Fake Twitter accounts are nothing new. @BPGlobalPR, if you haven’t noticed, is ripping BP to shreds right now over the oil spill. One glance and you know it’s parody. Locally, even former Charlotte 49er basketball coach Bobby Lutz had a mysterious doppelgänger who went by the on-the-nose @fakebobbylutz and dropped farcical Lutzisms from time to time. Twitter has no problem with obviously fake or satirical tweeters. But if you pass yourself off as the real thing, it can pull your account. St. Louis Cardinals manager Tony La Russa even went so far as to sue Twitter last year after someone impersonated him. Soon after, Twitter started verifying the accounts of sports stars, celebrities, politicians, and other figures who have real problems proving they are who they say they are.
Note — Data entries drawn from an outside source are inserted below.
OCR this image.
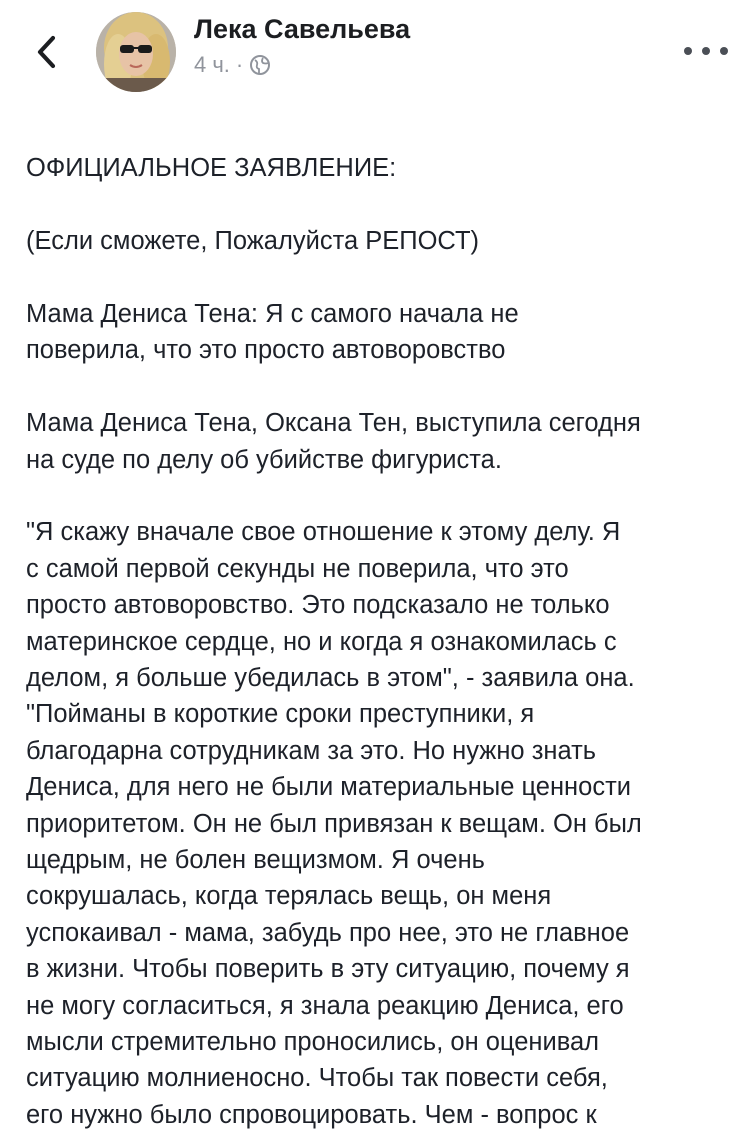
Лека Савельева
4 ч. ·

ОФИЦИАЛЬНОЕ ЗАЯВЛЕНИЕ:

(Если сможете, Пожалуйста РЕПОСТ)

Мама Дениса Тена: Я с самого начала не
поверила, что это просто автоворовство

Мама Дениса Тена, Оксана Тен, выступила сегодня
на суде по делу об убийстве фигуриста.

"Я скажу вначале свое отношение к этому делу. Я
с самой первой секунды не поверила, что это
просто автоворовство. Это подсказало не только
материнское сердце, но и когда я ознакомилась с
делом, я больше убедилась в этом", - заявила она.
"Пойманы в короткие сроки преступники, я
благодарна сотрудникам за это. Но нужно знать
Дениса, для него не были материальные ценности
приоритетом. Он не был привязан к вещам. Он был
щедрым, не болен вещизмом. Я очень
сокрушалась, когда терялась вещь, он меня
успокаивал - мама, забудь про нее, это не главное
в жизни. Чтобы поверить в эту ситуацию, почему я
не могу согласиться, я знала реакцию Дениса, его
мысли стремительно проносились, он оценивал
ситуацию молниеносно. Чтобы так повести себя,
его нужно было спровоцировать. Чем - вопрос к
Crash Wallace tried to seem legit. He said he was waiting for Twitter to verify him, his bio linked to the real Wallace’s charity Web site, he even tweeted about an upcoming appearance. But those who know Gerald knew Crash’s extroverted talk-to-everyone manner didn’t make sense. “That’s not how Gerald is,” one reporter says.
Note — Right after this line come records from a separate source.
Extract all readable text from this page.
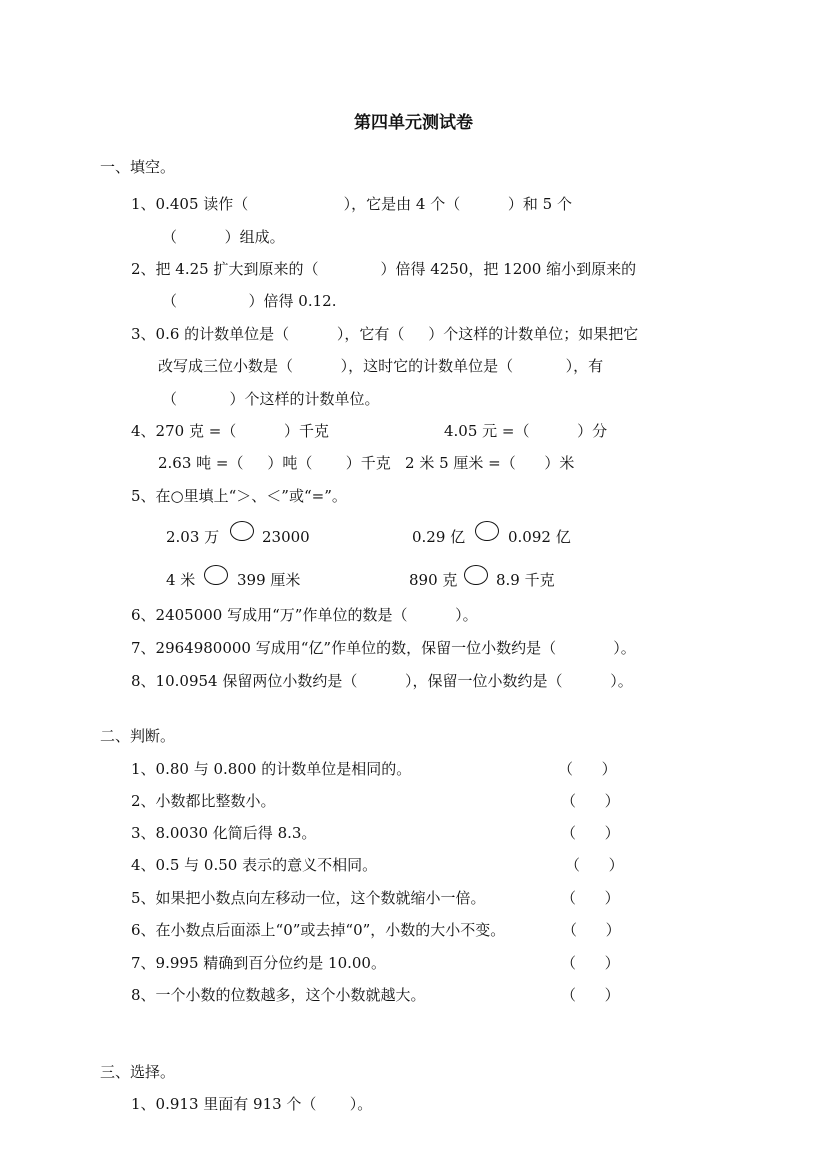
第四单元测试卷
一、填空。
1、0.405 读作（                    ），它是由 4 个（          ）和 5 个
（          ）组成。
2、把 4.25 扩大到原来的（             ）倍得 4250，把 1200 缩小到原来的
（               ）倍得 0.12.
3、0.6 的计数单位是（          ），它有（     ）个这样的计数单位；如果把它
改写成三位小数是（          ），这时它的计数单位是（           ），有
（           ）个这样的计数单位。
4、270 克 =（          ）千克	4.05 元 =（          ）分
2.63 吨 =（     ）吨（       ）千克   2 米 5 厘米 =（      ）米
5、在○里填上“＞、＜”或“=”。
2.03 万	23000	0.29 亿	0.092 亿
4 米	399 厘米	890 克	8.9 千克
6、2405000 写成用“万”作单位的数是（          ）。
7、2964980000 写成用“亿”作单位的数，保留一位小数约是（            ）。
8、10.0954 保留两位小数约是（          ），保留一位小数约是（          ）。
二、判断。
1、0.80 与 0.800 的计数单位是相同的。	（      ）
2、小数都比整数小。	（      ）
3、8.0030 化简后得 8.3。	（      ）
4、0.5 与 0.50 表示的意义不相同。	（      ）
5、如果把小数点向左移动一位，这个数就缩小一倍。	（      ）
6、在小数点后面添上“0”或去掉“0”，小数的大小不变。	（      ）
7、9.995 精确到百分位约是 10.00。	（      ）
8、一个小数的位数越多，这个小数就越大。	（      ）
三、选择。
1、0.913 里面有 913 个（       ）。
Jesse has met the real Wallace a handful of times. He wanted to believe. “He was talking to a lot of other NBA players,” Jesse says, “so it seemed to be real.” But before long, Crash outed himself to Jesse as a fifteen-year-old from Rock Hill. He admitted he was an impostor through a direct message, then asked Jesse to help him design a fake page for former Bobcat Adam Morrison. Jesse is a big Morrison fan. He said no.